Zakaria countered by comparing the Apple v. FBI encryption case to a hypothetical situation describing Bank of America as an institution who might at one time offer an unbreakable box. In response to Apple’s unique choice to strongly and permanently encrypt their devices, a question arises: “Why does any institution, frankly, any company in the United States, not have the right to encrypt the information it has—this is relatively routine software at this point—and then argue that it has created a zone of immunity in which no laws can reach, no courts can reach, and no government can reach?” In reality, despite Snowden’s security concerns, we’ll never have an absolute zone of privacy. Why? Because your employer still has access to your emails and web browsing, and third-party companies are constantly collecting and selling your data.

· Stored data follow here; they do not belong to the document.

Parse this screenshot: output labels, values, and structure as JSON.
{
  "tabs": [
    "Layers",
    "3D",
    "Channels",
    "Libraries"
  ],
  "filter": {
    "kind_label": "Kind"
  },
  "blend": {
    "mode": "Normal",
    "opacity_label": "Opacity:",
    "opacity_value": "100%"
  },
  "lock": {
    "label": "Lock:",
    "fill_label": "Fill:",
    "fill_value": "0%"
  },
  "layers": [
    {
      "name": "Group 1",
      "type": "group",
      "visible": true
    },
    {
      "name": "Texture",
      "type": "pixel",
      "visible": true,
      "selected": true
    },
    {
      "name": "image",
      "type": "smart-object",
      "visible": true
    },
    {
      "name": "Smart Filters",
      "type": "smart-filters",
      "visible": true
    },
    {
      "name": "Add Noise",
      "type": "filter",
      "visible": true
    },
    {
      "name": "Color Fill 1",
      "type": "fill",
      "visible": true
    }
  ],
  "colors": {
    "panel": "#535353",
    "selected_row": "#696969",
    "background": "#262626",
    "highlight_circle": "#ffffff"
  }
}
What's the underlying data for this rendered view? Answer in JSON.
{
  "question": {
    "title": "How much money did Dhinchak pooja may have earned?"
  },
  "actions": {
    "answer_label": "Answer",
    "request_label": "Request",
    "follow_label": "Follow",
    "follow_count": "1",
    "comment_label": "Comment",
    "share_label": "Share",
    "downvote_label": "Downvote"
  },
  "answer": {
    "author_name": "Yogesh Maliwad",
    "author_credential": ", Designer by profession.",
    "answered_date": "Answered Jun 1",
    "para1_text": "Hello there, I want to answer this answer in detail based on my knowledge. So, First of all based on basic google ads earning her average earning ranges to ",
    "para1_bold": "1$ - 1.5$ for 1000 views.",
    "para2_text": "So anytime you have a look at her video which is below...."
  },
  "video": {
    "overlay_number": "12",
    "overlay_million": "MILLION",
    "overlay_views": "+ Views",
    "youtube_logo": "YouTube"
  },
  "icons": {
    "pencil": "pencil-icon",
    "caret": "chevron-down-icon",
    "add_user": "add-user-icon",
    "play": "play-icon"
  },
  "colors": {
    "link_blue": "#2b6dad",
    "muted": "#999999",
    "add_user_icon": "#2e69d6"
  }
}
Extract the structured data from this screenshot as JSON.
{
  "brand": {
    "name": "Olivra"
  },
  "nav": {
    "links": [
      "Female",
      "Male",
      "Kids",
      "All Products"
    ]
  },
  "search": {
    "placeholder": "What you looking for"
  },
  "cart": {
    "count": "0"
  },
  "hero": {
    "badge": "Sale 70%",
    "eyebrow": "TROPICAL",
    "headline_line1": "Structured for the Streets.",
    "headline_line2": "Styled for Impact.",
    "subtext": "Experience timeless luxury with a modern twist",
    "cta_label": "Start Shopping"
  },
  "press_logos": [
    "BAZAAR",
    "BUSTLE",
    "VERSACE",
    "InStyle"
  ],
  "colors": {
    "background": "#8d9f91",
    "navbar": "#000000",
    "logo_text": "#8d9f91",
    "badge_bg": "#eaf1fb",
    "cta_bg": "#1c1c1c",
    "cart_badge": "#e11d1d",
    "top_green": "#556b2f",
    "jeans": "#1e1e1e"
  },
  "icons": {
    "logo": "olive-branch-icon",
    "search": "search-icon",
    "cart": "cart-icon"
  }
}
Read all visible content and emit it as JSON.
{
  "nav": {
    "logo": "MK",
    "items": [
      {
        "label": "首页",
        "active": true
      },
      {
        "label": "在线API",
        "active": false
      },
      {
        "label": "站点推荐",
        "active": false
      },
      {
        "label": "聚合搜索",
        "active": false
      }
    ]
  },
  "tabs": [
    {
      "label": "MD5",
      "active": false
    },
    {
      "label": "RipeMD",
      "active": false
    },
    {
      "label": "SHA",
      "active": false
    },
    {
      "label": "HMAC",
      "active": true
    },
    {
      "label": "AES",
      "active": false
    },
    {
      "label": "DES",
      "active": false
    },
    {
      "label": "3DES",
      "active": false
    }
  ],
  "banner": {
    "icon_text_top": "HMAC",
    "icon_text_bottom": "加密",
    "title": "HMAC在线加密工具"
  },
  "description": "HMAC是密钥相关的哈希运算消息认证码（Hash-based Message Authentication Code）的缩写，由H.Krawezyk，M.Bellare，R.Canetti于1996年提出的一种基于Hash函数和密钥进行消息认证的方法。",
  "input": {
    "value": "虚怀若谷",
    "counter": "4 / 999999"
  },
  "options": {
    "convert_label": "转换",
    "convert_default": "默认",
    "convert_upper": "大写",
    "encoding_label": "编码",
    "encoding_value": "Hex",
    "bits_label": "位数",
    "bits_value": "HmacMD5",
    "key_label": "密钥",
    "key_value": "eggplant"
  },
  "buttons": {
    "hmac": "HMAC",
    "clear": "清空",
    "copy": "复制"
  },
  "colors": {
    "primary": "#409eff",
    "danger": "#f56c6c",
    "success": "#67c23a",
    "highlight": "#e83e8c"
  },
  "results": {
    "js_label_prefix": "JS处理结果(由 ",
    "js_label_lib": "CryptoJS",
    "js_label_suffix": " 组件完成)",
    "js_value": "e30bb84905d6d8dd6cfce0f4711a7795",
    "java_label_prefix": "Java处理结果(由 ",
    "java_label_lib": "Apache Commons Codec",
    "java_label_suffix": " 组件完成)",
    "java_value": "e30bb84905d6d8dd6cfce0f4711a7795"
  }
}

Who Gets A Copy of the Key and When?
There’s a significant grey area in the encryption debate. To this end, Gellman asked, “can we provide keys to a single device without compromising access to all devices?” In response, Zakaria pointed to Microsoft’s Bill Gates, who has publicly identified over seventy cases in which the FBI has been able to decrypt devices—without the assistance of the devices’ manufacturing companies—while maintaining the security and integrity of every other device in the country.
Now let’s consider an hypothetical situation about an individual who has successfully gained access to his or her personally encrypted “vault” which stores personal assets and information. While encryption can be useful for this civilian, there’s a caveat in this scenario. Snowden cites from experience: once a way into said “vault” is established, this will mean, “we [the government] can follow you, and we will, we can steal the key, and then we will own your vault.” No longer does the “vault” remain private after being decrypted.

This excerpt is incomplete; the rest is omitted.